The arrests span a wide cast: young people who held up blank pieces of paper in 2022—an act of silent defiance—now awaiting closed-door verdicts; church groups in Anyang told by security officers to dismantle their gatherings if they refuse to fold into state-controlled “Three-Self” churches. “These days, if it’s not a blood relative, you risk someone calling the police just for being present,” a pastor told me, his voice low. He gestures at the walls of his apartment, as if expecting them to listen.

Censorship, too, is seldom subtle anymore. Ask Lyu, a social media user who watched government censors erase his WeChat and Weibo accounts—sometimes overnight, sometimes in broad daylight, depending on the posts. On these networks, words like “democracy,” “freedom,” or even mild criticism are enough to prompt a quiet digital erasure, as though the person behind them never existed at all.

A pattern emerges, noted not just by families and rights groups but by outside observers. Last week’s Congressional-Executive Commission on China report calls the government’s turn away from its own legal commitments “more feature than bug.” The ink has long dried on treaties like the Convention Against Torture or the International Covenant on Economic, Social, and Cultural Rights. Yet inside detention centers and labor camps, evidence tells a different story—a story of promises made, then broken in secret.

Americans, too, find themselves tangled in this web. Seafood labeled “product of China” has, in some cases, been traced back to ships where North Korean fishermen worked in conditions that resemble indentured servitude. Xinjiang’s sprawling factory complexes produce everything from cotton shirts to instant coffee for shelves in U.S. stores. “Forced labor is in our supply chains, whether we want to admit it or not,” explained one commission investigator. Meanwhile, researchers and students enter China for conferences, only to discover years-old social media posts can now serve as grounds for an exit ban. Diplomatic missions, once bastions of dialogue, now stand accused of harassment and political interference far from home.

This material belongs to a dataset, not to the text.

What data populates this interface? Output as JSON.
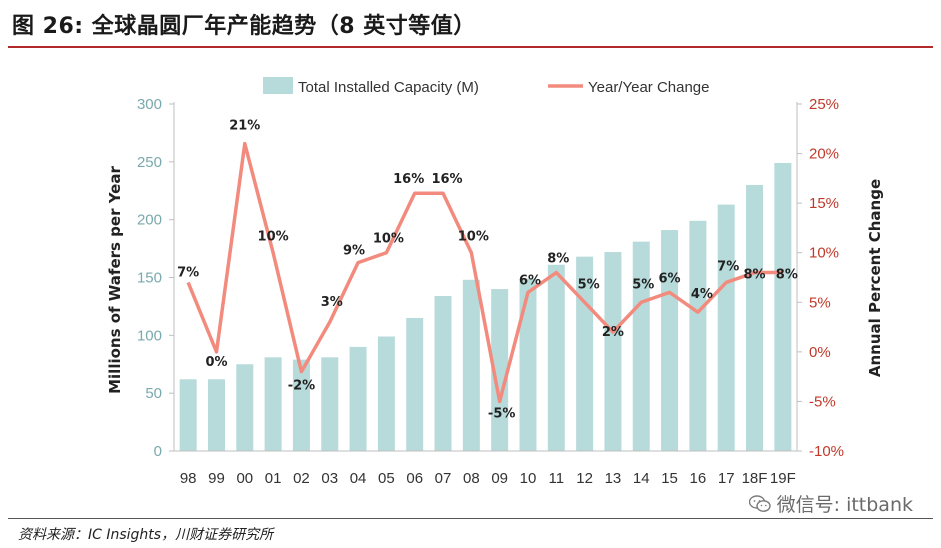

The machinery of control has only grown more efficient. Since 2023, China’s leaders rolled out new social oversight bureaus—a kind of parallel governance meant to drive out “illegal organizations.” The United Front Work Department expands its footprint, not just in major cities but in distant towns, overseeing everything from Catholic masses to the schooling of Uyghur children. Cultural expression fares little better: artist Gao Zhen’s reflections on the Cultural Revolution have become unsanctioned history, while Mongolian and Uyghur children learn to keep their mother tongue quiet, even in the playground.

None of this is lost on the people who spend their lives defending basic rights. Voices from the United Nations remind us that the desire for dignity knows no borders. “The right to live safely, to study, to speak—these aren’t abstract ideals,” Astrid Van Genderen Stort of the UN Human Rights Office told me. “They’re woven into daily life: the water we drink, the books we’re allowed to read, the future we imagine for our children.”

For all the solemn reports and somber figures (adult literacy up globally since 1950, yet millions without names or nations), it’s the small, everyday actions—someone lighting a candle, or writing a name on a blank sheet of paper—that sketch the true contours of human rights. Crackdowns, however relentless, haven’t silenced the calls for change. Families in Beijing, activists in Anyang, lawmakers across the ocean—they keep pushing.

They know, as do we, that every broken promise on human rights leaves a footprint not just in China, but in the world beyond. And in the quiet spaces between arrests and erasures, there remains hope, fragile but persistent, that the truth still gets out—and, perhaps, one day, is heard.